The wiki says that the game generates a random number (on interact with this machine) between $ 1 $ and $ 1000 $ and when the number is smaller than $2l + \frac{a}{2} $, the cake will be dispensed. And otherwise the cake wont. $ a $ is the number of attempts made to get the cake or differnetly phrased the number of times the player interacted with the machine.
$ l \in \mathbb{N}_+ $ is a constant number and $ a $ is increasing by $ 1 $ with every attempt (which is kind of trivial), which made it hard for me to think about how many times I have to interact with this machine to have a 50% chance of getting at least one successful attempt (I mean the cumulative probability).
When I am not wrong I can calculate the probability of getting a success in one try is $$P(\text{Success first try}) = \frac{4 l + 1}{2000}$$ At first I though about the binomial distribution but as I saw that $ a $ is increasing, i discarded the idea. Does someone have an idea how to find something like a formula to find the cumulative probability when the question would be "How many times does a player have to interact with this machine to have at least a 50% chance of getting at least one cake?"

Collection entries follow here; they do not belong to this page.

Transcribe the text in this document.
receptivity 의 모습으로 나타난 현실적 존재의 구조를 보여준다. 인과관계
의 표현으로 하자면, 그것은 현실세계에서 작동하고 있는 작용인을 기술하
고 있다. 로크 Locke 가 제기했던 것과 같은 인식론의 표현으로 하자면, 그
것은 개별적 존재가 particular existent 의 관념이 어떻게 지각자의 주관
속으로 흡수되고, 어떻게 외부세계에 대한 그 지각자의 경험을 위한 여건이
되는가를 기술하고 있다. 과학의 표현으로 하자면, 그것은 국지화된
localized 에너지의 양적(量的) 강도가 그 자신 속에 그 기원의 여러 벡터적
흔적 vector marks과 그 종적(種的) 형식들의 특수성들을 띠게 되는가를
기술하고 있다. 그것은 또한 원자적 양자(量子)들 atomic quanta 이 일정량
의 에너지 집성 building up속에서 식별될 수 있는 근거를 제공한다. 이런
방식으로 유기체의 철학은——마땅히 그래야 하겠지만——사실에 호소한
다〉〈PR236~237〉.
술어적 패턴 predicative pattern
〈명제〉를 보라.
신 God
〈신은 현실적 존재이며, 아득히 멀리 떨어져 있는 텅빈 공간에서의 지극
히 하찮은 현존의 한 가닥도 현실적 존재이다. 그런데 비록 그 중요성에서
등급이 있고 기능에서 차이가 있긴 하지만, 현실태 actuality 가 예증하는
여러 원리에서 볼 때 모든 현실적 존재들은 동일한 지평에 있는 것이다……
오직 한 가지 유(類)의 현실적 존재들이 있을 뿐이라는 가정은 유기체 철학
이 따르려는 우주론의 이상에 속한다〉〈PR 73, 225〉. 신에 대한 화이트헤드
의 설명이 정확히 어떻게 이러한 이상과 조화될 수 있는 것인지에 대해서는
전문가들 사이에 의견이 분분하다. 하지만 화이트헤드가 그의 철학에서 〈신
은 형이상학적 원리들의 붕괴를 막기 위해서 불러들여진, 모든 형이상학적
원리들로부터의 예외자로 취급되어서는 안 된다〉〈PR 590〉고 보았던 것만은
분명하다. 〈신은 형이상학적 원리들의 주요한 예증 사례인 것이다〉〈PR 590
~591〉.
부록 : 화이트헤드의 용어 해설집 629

$$\left[ ~\prod_{i=1}^n ~\left( ~1 - \frac{4l + i}{2000} ~\right) ~\right] ~\leq ~0.5 \iff $$
$$\left[ ~\prod_{i=1}^n ~\left( \frac{2000 - 4l - i}{2000} ~\right) ~\right] ~\leq ~0.5. \tag1 $$
You want the smallest positive integer $(n)$ so that the inequality in (1) above is true. One way of computing $n$ is by logarithms. Note that for $~0 < x < 1,~$ the $~\ln(x)~$ [i.e. natural logarithm of $~x~$ ] is $~< 0.$
The inequality in (1) above will be true, if and only if
$$\left\{ ~\sum_{i=1}^n ~\left[ ~\ln(2000 - 4l - i) - \ln(2000) ~\right] ~\right\} ~\leq ~\ln(0.5). \tag2 $$
Assuming that $(l)$ is a fixed constant, you can easily compute an upper bound for $(n)$ by reasoning that (in general) $\ln(2000 - 4l - i)$ will be moderately smaller than $\ln(2000 - 4l).$
Let $~\displaystyle A = ~\ln(2000 - 4l) - \ln(2000).$
Let $~B = \ln(0.5)$.
Then, an upper bound for $n$ is
$$\left\lceil ~\frac{|B|}{|A|} ~\right\rceil. \tag3 $$
In (3) above, the expression
$\lceil r\rceil$ refers to the smallest positive integer $(n)$ such that $n \geq r.$